Indeed, Axel Wirth, distinguished technical architect for U.S. health care industry at Symantec, told FedScoop different types of medical devices face different risks. For example, malfunctions of pacemakers and implantable devices could directly cause a patient harm, but if a bad actor exploits vulnerabilities in X-ray or ultrasound imaging equipment, it may only stymie a hospital’s ability to deliver care, he said.
Because of these differences, hypothetically, a group of ISAOs could address different sectors of medical devices.
“We have about 8,000 medical device manufactures in the U.S.,” he said. “It would probably be unrealistic to assume that they would participate in one ISAO. The devices are so different and the [company] sizes are so different.”
At the same time, more isn’t always better: He said that having too many ISAOs dilutes their effectiveness.
“There is a risk that this will not be planned and you’ll see people come out of the woodwork and declare their own ISAOs and do their own thing,” he said. “Hopefully that does not happen because I think it would create more disturbance and chaos than it would help to provide clarity.”
But he said that “the regulatory carrot is there” —— in the draft guidance — to encourage device manufacturers to join up.
The draft guidance says that FDA has entered into a memorandum of understanding with the National Health Information Sharing & Analysis Center, or NH-ISAC, “to assist in the creation of an environment that fosters stakeholder collaboration and communication” around the security of medical devices.
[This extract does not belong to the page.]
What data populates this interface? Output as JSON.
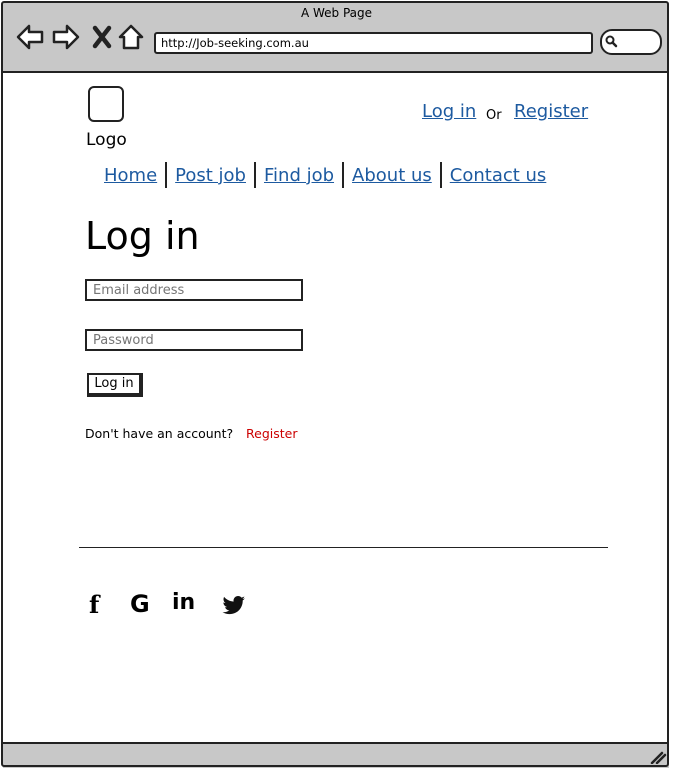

ISACs, which have been around since 1998, are like the original ISAOs, but are built specifically for particular critical industrial sectors, like health care, financial services or oil and gas.
Already, some device manufacturers have started joining information sharing groups like NH-ISAC, according to Russell Jones, partner in Deloitte’s Cyber Risk Services. But he said others are holding back because of concerns about regulatory or reputational issues.
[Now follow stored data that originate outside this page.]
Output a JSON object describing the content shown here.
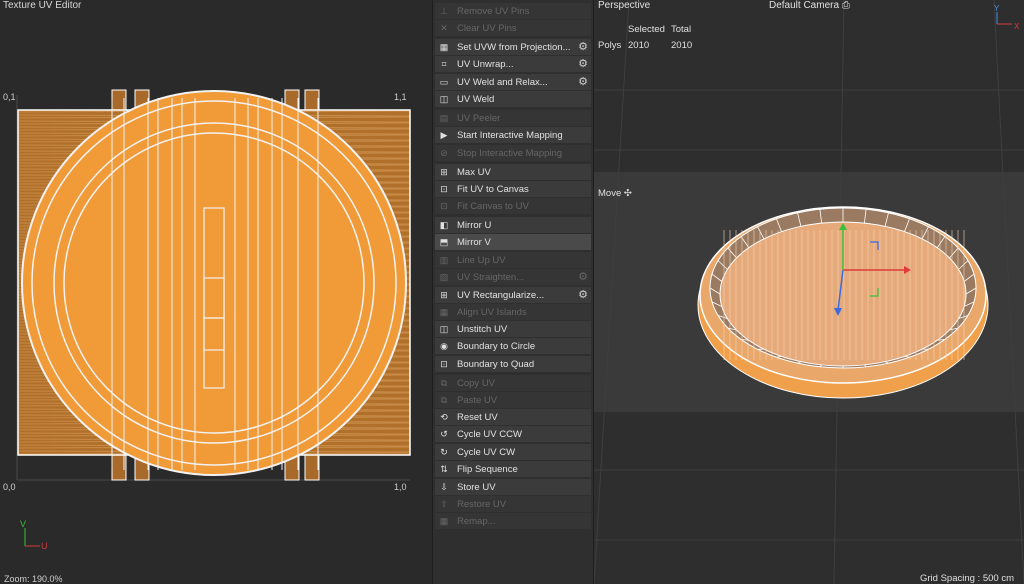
{
  "uv_editor": {
    "title": "Texture UV Editor",
    "corner_tl": "0,1",
    "corner_tr": "1,1",
    "corner_bl": "0,0",
    "corner_br": "1,0",
    "zoom_label": "Zoom: 190.0%",
    "axis_v": "V",
    "axis_u": "U"
  },
  "commands": [
    {
      "label": "Remove UV Pins",
      "icon": "pin-icon",
      "glyph": "⊥",
      "disabled": true,
      "gear": false
    },
    {
      "label": "Clear UV Pins",
      "icon": "close-icon",
      "glyph": "✕",
      "disabled": true,
      "gear": false
    },
    {
      "label": "Set UVW from Projection...",
      "icon": "projection-icon",
      "glyph": "▦",
      "disabled": false,
      "gear": true
    },
    {
      "label": "UV Unwrap...",
      "icon": "unwrap-icon",
      "glyph": "⌗",
      "disabled": false,
      "gear": true
    },
    {
      "label": "UV Weld and Relax...",
      "icon": "weld-relax-icon",
      "glyph": "▭",
      "disabled": false,
      "gear": true
    },
    {
      "label": "UV Weld",
      "icon": "weld-icon",
      "glyph": "◫",
      "disabled": false,
      "gear": false
    },
    {
      "label": "UV Peeler",
      "icon": "peeler-icon",
      "glyph": "▤",
      "disabled": true,
      "gear": false
    },
    {
      "label": "Start Interactive Mapping",
      "icon": "play-icon",
      "glyph": "▶",
      "disabled": false,
      "gear": false
    },
    {
      "label": "Stop Interactive Mapping",
      "icon": "stop-icon",
      "glyph": "⊘",
      "disabled": true,
      "gear": false
    },
    {
      "label": "Max UV",
      "icon": "max-uv-icon",
      "glyph": "⊞",
      "disabled": false,
      "gear": false
    },
    {
      "label": "Fit UV to Canvas",
      "icon": "fit-uv-icon",
      "glyph": "⊡",
      "disabled": false,
      "gear": false
    },
    {
      "label": "Fit Canvas to UV",
      "icon": "fit-canvas-icon",
      "glyph": "⊡",
      "disabled": true,
      "gear": false
    },
    {
      "label": "Mirror U",
      "icon": "mirror-u-icon",
      "glyph": "◧",
      "disabled": false,
      "gear": false
    },
    {
      "label": "Mirror V",
      "icon": "mirror-v-icon",
      "glyph": "⬒",
      "disabled": false,
      "gear": false,
      "active": true
    },
    {
      "label": "Line Up UV",
      "icon": "line-up-icon",
      "glyph": "▥",
      "disabled": true,
      "gear": false
    },
    {
      "label": "UV Straighten...",
      "icon": "straighten-icon",
      "glyph": "▧",
      "disabled": true,
      "gear": true
    },
    {
      "label": "UV Rectangularize...",
      "icon": "rectangularize-icon",
      "glyph": "⊞",
      "disabled": false,
      "gear": true
    },
    {
      "label": "Align UV Islands",
      "icon": "align-icon",
      "glyph": "▦",
      "disabled": true,
      "gear": false
    },
    {
      "label": "Unstitch UV",
      "icon": "unstitch-icon",
      "glyph": "◫",
      "disabled": false,
      "gear": false
    },
    {
      "label": "Boundary to Circle",
      "icon": "circle-icon",
      "glyph": "◉",
      "disabled": false,
      "gear": false
    },
    {
      "label": "Boundary to Quad",
      "icon": "quad-icon",
      "glyph": "⊡",
      "disabled": false,
      "gear": false
    },
    {
      "label": "Copy UV",
      "icon": "copy-icon",
      "glyph": "⧉",
      "disabled": true,
      "gear": false
    },
    {
      "label": "Paste UV",
      "icon": "paste-icon",
      "glyph": "⧉",
      "disabled": true,
      "gear": false
    },
    {
      "label": "Reset UV",
      "icon": "reset-icon",
      "glyph": "⟲",
      "disabled": false,
      "gear": false
    },
    {
      "label": "Cycle UV CCW",
      "icon": "cycle-ccw-icon",
      "glyph": "↺",
      "disabled": false,
      "gear": false
    },
    {
      "label": "Cycle UV CW",
      "icon": "cycle-cw-icon",
      "glyph": "↻",
      "disabled": false,
      "gear": false
    },
    {
      "label": "Flip Sequence",
      "icon": "flip-icon",
      "glyph": "⇅",
      "disabled": false,
      "gear": false
    },
    {
      "label": "Store UV",
      "icon": "store-icon",
      "glyph": "⇩",
      "disabled": false,
      "gear": false
    },
    {
      "label": "Restore UV",
      "icon": "restore-icon",
      "glyph": "⇧",
      "disabled": true,
      "gear": false
    },
    {
      "label": "Remap...",
      "icon": "remap-icon",
      "glyph": "▦",
      "disabled": true,
      "gear": false
    }
  ],
  "viewport": {
    "title": "Perspective",
    "camera": "Default Camera",
    "stats": {
      "col_selected": "Selected",
      "col_total": "Total",
      "row_label": "Polys",
      "selected": "2010",
      "total": "2010"
    },
    "tool": "Move",
    "grid_spacing": "Grid Spacing : 500 cm",
    "axis_y": "Y",
    "axis_x": "X"
  },
  "colors": {
    "uv_fill": "#f0a040",
    "uv_wire": "#ffffff",
    "mesh_fill": "#e8a060",
    "mesh_wire": "#f5f5f5"
  }
}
“There are concerns out there about thing out there such as — well, if I share this vulnerability information, what’s to stop the FDA from opening an investigation about me?” he said. “Or if I share this vulnerability information and all the circumstances surrounding it,” how does the information get anonymized? He said that NH-ISAC is working group to help address these concerns.
NH-ISAC President Denise Anderson said the FDA seemed to want her group to fill the medical device ISAO role. Already, her organization already has a special medical device security section that includes device makers as well as hospital systems that use the devices.
“I would hope … our government partners, in recognition with their partnership with the ISAC, [would say that] this is the place to go,” Anderson said. But she said it’s incumbent upon industry to tell government that’s what they want.
She said her organization’s membership is growing rapidly, particularly in the device maker arena. But Anderson, who previously served as vice president of the Financial Services ISAC, added members of the health industry may not always grasp why information sharing is important.
Education, she said, is key.
“We are our own worst enemy,” she said. “And if we don’t get together and share with each other and work with each other — the bad guys are doing it — it’s to our detriment.”
In the meantime, FDA is taking comments on the draft guidance through April 21.
“It will be interesting to see the collective comments to the document will be,“ Wirth said. He added, “I think it’s going to be an interesting spectrum.”